(Donde se narra el movimiento y la actividad que se genera o produce en la biblioteca escolar a lo largo de un curso)
Comienza un nuevo curso. Los personajes de los libros, aprovechando la oscuridad de las noches de septiembre, cuchichean y se preguntan esperanzados, cuándo comenzarán a ser interrogados por los ojos vivos y curiosos de niños y niñas… Se les ha hecho largo el verano y están deseando mudar ese descanso obligado por una actividad excitante y frenética. La apertura de la biblioteca, el trajín diario de chicos y chicas, del profesorado que toma, deja, lee, hojea, coloca y recoloca les insufla vida, y nada desean más que acompañar, mostrar y mostrarse, contar y recitar, ser interrogados…
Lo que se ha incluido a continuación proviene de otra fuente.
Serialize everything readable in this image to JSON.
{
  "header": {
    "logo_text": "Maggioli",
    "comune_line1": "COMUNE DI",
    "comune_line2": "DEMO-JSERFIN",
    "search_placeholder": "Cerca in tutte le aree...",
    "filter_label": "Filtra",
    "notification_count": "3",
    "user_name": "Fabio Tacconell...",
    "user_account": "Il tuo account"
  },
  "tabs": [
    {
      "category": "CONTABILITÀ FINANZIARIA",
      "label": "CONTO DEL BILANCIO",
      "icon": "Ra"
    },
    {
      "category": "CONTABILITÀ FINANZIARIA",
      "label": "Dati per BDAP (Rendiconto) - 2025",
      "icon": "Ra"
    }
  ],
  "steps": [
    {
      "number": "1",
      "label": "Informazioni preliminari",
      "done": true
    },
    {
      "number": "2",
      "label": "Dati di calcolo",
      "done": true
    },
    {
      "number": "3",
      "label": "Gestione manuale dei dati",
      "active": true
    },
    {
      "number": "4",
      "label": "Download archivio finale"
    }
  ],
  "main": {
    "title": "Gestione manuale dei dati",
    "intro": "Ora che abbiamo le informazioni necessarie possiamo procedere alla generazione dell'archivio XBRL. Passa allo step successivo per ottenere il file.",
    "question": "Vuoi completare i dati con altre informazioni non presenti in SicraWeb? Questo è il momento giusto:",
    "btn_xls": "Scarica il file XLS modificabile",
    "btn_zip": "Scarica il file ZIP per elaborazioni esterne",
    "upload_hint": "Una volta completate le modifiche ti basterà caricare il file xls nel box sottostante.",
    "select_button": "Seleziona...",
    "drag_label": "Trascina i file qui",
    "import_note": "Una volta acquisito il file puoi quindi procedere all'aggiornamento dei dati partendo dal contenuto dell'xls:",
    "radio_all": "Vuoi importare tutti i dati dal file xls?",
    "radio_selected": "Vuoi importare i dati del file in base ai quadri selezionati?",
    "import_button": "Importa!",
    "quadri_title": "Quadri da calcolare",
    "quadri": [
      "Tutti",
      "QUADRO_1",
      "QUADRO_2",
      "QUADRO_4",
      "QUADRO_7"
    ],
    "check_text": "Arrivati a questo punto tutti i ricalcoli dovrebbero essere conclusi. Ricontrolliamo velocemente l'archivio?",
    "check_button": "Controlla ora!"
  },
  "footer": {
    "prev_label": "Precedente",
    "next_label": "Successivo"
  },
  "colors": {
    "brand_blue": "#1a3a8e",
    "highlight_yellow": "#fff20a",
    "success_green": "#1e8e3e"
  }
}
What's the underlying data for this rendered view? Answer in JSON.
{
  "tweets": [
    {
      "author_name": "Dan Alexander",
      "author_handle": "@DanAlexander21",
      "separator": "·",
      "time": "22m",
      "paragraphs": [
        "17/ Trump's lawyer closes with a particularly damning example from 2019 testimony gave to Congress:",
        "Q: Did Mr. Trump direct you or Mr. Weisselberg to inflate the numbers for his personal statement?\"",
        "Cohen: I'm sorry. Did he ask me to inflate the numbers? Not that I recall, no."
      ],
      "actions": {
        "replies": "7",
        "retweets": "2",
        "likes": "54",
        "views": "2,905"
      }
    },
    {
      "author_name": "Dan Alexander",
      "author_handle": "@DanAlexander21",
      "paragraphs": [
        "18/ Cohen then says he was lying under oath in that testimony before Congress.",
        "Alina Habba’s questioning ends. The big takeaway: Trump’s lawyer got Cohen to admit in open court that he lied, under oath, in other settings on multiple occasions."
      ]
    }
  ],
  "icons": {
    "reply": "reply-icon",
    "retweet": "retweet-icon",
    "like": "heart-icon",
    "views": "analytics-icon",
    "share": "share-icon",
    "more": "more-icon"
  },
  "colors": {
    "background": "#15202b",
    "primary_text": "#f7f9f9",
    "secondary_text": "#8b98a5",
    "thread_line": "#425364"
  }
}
Las maestras y maestros que, voluntariamente y con clara conciencia de su importancia, han decidido impulsar hasta donde puedan el funcionamiento de la biblioteca escolar, se reúnen en el Grupo de Trabajo o en el Seminario de BLI y terminan de perfilar el plan de actuación para el curso escolar (aquel que quedó ya esbozado en la última reunión del pasado curso).
Como se acerca ya el Día de la Biblioteca (24 de octubre), hay un calendario de actividades extraordinarias en torno a esa fecha, que se prolongarán durante todo el mes de noviembre: exposición de libros de un tema definido, exposición de marcapáginas o de carteles relacionados con la lectura o de viñetas humorísticas… ornamentación de la biblioteca y preparación de varias sesiones para contar libros a todo el alumnado del colegio…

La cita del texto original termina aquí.